Increased use of antimicrobials mainly for prophylaxis and as growth promoters in animals in Kenya is encouraged by the increased demand for milk, meat, and eggs, due to increased population and popularization of the products [13, 58]. Most of the antimicrobials are used in intensively kept chickens and pigs, while in other livestock, more antimicrobials are used in the treatment and prevention of mastitis. The Ministry of Agriculture, Livestock, Fisheries, and Irrigation animal census (2017) gives the chicken population to be 48,123,577 (broilers 3,819,515; layers 4,237,188; indigenous 40,067,874). Imprudent use of antimicrobials in chickens in Kenya; coupled with lay administration of the drugs to chickens, facilitated by easy access over the counter [64], is common practice in Kenya (personal observation). Most of the time the unprofessional drug administrators (farmers, etc.) are deprived of instructions and, hence tend to do so incorrectly, or purchase the wrong drug [65]. The situation is made worse by human doctors and veterinarians who tend to use antimicrobials as a cover for any secondary bacterial infection; they use the assurance that: “if it is broad-spectrum, it can shoot better” [66]. This is coupled with the increased use of antimicrobials in humans, mainly to treat respiratory, enteric, and hospital-acquired infections [56, 57, 67, 68]. There is also increased usage of antimicrobials, especially Tetracycline and Co-trimoxazole, in HIV-AIDS patients, to treat infections related to Acquired Immunodeficiency Syndrome (AIDS) in humans [8]. The number of people living with HIV/AIDS in Kenya is estimated to be 1.6 million (UNAIDS, 2017 Data Book; National Aids Control Council report 2018). The wide, sometimes unjustified use of antimicrobials in humans and animals in Kenya may explain the high occurrence of antimicrobial resistance in the E. coli strains tested in this study.

5. Conclusion

This study has demonstrated the carriage of antimicrobial-resistant E. coli in Kenyan chicken; most of them showing multidrug resistances ranging from two to six antimicrobials; the number could have been even higher if more antimicrobials were tested. Data from this study is expected to augment the AMR baseline data already collected for Kenya, it will also inform policymakers in their fight against AMR.
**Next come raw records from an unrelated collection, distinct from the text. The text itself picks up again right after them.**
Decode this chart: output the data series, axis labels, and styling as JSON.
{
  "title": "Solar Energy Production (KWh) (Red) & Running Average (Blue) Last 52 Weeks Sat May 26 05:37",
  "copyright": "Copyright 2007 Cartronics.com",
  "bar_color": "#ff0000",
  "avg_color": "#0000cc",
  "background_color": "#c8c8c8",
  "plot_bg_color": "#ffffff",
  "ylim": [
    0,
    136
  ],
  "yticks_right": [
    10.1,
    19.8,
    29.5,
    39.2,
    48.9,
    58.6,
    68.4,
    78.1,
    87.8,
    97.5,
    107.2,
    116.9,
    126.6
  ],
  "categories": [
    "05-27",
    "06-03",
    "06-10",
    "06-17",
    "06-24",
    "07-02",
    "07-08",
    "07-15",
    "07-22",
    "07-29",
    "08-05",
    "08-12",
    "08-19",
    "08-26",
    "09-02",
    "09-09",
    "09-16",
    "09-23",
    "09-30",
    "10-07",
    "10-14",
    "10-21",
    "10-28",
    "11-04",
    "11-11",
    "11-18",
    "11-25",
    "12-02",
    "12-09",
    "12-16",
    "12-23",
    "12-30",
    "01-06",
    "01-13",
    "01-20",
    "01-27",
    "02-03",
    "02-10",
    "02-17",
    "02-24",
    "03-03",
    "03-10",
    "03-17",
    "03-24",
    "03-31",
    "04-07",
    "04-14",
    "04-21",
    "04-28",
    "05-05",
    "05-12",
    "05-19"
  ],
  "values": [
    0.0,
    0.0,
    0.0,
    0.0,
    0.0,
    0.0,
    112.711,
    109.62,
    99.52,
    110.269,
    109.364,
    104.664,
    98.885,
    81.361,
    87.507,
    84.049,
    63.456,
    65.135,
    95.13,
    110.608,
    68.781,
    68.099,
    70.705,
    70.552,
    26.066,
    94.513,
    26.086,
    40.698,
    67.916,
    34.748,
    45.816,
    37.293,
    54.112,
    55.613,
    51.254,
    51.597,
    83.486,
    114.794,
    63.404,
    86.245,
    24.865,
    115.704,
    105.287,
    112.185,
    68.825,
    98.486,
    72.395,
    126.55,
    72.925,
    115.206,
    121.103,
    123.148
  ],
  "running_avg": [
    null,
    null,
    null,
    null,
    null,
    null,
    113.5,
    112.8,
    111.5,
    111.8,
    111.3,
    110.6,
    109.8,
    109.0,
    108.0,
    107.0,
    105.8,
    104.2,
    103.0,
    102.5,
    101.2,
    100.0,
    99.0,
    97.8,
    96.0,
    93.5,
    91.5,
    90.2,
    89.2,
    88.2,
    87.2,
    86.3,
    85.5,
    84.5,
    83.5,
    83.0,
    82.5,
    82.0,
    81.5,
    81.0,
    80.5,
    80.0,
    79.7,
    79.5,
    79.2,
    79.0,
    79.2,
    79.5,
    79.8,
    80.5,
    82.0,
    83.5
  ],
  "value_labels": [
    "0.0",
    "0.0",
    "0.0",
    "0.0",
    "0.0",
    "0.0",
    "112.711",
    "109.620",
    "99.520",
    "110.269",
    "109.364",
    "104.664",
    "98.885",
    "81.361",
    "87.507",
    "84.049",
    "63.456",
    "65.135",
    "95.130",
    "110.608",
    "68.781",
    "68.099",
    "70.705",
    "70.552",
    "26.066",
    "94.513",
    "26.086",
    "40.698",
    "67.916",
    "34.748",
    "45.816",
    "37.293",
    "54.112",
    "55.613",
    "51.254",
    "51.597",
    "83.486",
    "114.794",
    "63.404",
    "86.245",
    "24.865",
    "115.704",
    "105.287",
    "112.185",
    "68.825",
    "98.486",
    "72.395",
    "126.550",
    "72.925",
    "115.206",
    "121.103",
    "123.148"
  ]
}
Data Availability Statement

The data used and analysed in this study are obtainable from the corresponding author on rational demand.

Ethics Statement

This research was conducted after obtaining ethical approval of the research proposal by the Biosafety, Animal Use and Ethics Committee (REF: FVM BAUEC/2016/104), Faculty of Veterinary Medicine, University of Nairobi, Kenya. This research was prepared under the Code of Ethics of the World Medical Association (Declaration of Helsinki) for Experiments in Animals.

Consent

All authors declare consent for publication of the research.

Conflicts of Interest

The authors declare no conflicts of interest.

Funding

This research has no specific grant from funding. Special thanks to German Academic Exchange Service (DAAD) for awarding Tino A. Deng a scholarship.